There was no single answer for a country of more than a billion people, where language, culture, taste, and preferences change every few hundred kilometers. Instead of approaching India as a monolith, Mehta and his team devised a strategy called “Winning in Many Indias.” First they divided the country into 14 consumer clusters based on consumption patterns and stage of economic development. Then they identified ways to use localization to drive growth—not only by adapting products for local tastes but also by using different distribution and supply chain strategies in different regions. To improve his organization’s agility, Mehta set up 15 country category business teams, such as home care, laundry, hair care, skin care, naturals, and food. Each team was independently run by a mini board and headed by a general manager with a mandate to deliver on the P&L.

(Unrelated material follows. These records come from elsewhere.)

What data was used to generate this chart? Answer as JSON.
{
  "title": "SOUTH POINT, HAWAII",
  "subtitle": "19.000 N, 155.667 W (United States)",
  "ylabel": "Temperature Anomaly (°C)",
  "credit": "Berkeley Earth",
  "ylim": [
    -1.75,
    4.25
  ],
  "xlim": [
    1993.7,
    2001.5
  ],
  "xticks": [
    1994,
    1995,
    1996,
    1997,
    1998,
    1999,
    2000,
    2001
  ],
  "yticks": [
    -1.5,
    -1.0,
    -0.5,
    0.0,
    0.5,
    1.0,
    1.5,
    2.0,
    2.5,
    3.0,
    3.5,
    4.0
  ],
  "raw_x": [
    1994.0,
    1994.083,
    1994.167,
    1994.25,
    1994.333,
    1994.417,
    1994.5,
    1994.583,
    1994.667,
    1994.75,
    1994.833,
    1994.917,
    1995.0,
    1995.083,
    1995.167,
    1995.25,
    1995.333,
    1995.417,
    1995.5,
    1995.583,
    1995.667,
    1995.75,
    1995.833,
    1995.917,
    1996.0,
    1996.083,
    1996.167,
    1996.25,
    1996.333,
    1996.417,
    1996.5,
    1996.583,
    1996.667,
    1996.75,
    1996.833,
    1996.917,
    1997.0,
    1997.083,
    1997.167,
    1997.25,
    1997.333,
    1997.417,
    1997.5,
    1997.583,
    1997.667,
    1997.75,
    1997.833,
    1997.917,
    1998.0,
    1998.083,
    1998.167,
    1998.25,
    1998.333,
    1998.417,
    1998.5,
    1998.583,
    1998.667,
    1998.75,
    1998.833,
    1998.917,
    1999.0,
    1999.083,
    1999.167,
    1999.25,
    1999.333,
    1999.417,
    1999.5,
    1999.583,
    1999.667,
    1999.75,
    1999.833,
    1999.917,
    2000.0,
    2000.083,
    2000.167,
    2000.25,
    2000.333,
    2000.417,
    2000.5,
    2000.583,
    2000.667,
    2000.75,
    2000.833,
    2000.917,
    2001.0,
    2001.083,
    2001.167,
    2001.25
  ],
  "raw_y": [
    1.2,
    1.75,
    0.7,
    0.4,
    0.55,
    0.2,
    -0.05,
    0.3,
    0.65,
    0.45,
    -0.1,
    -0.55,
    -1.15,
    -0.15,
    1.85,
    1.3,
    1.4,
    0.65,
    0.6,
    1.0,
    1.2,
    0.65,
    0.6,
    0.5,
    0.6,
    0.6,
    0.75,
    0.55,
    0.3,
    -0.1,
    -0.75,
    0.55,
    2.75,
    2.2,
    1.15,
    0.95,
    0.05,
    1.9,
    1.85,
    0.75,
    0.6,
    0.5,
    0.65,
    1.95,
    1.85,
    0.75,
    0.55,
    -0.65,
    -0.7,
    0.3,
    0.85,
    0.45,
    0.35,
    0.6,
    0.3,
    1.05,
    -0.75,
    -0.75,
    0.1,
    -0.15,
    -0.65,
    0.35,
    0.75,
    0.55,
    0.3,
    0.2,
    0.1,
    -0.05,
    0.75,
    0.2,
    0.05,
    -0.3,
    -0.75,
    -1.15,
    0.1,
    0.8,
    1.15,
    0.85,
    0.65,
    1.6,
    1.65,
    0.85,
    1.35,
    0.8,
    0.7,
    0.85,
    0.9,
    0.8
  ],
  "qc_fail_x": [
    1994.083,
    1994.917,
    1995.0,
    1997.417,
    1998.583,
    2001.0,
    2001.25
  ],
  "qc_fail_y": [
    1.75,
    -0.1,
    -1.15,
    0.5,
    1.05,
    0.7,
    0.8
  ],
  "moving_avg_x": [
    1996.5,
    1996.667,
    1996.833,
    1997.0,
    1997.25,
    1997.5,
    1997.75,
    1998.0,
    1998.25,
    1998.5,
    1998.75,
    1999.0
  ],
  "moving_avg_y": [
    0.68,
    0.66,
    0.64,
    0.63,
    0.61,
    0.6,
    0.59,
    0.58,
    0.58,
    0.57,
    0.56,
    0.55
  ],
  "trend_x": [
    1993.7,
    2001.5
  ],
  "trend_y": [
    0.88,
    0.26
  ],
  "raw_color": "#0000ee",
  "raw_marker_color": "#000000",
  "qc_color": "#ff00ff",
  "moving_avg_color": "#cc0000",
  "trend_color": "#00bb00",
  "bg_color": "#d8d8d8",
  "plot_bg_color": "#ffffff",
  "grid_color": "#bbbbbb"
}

This decentralized organization helped HUL invest resources where it would obtain the highest returns by catering to regional needs and tastes. For example, HUL used the consumer insights mined from the regions to make and sell different kinds of tea blends and create beauty products with a wider range of pigments suited to local skin tones. The complexity of the strategy was illustrated by a 14-by-15 matrix in which each cell represented an approach to marketing a category within one of India’s distinctive local markets. HUL’s size and resources—its incumbency—allowed it to tackle a broad variety of approaches at once. No start-up could hope to localize so many products for so many regions.
Incumbents often look with envy at agile new entrants that don’t have to contend with the burden of legacy systems. But in doing so, they fail to recognize their own edge.
How many leadership teams would have dared to undertake a structural change of such magnitude—in a successful company at that? For Mehta, the only way to launch HUL on its next growth trajectory was to align the company’s operating structure with the heterogeneity of the country. He explained to investors, “It [the new structure] added complexity to the business, but it is like good cholesterol—it’s a complexity which we welcome, and it’s a complexity which we manage.” HUL’s efforts led to 41% revenue growth from 2013 to 2019, a doubling of pretax profits, and consistent margin improvements. Investors rewarded the company: In October 2019, HUL’s market capitalization of $60 billion made it one of the most valuable FMCG companies in the world, ahead of Colgate-Palmolive, Kraft Heinz, and Reckitt Benckiser.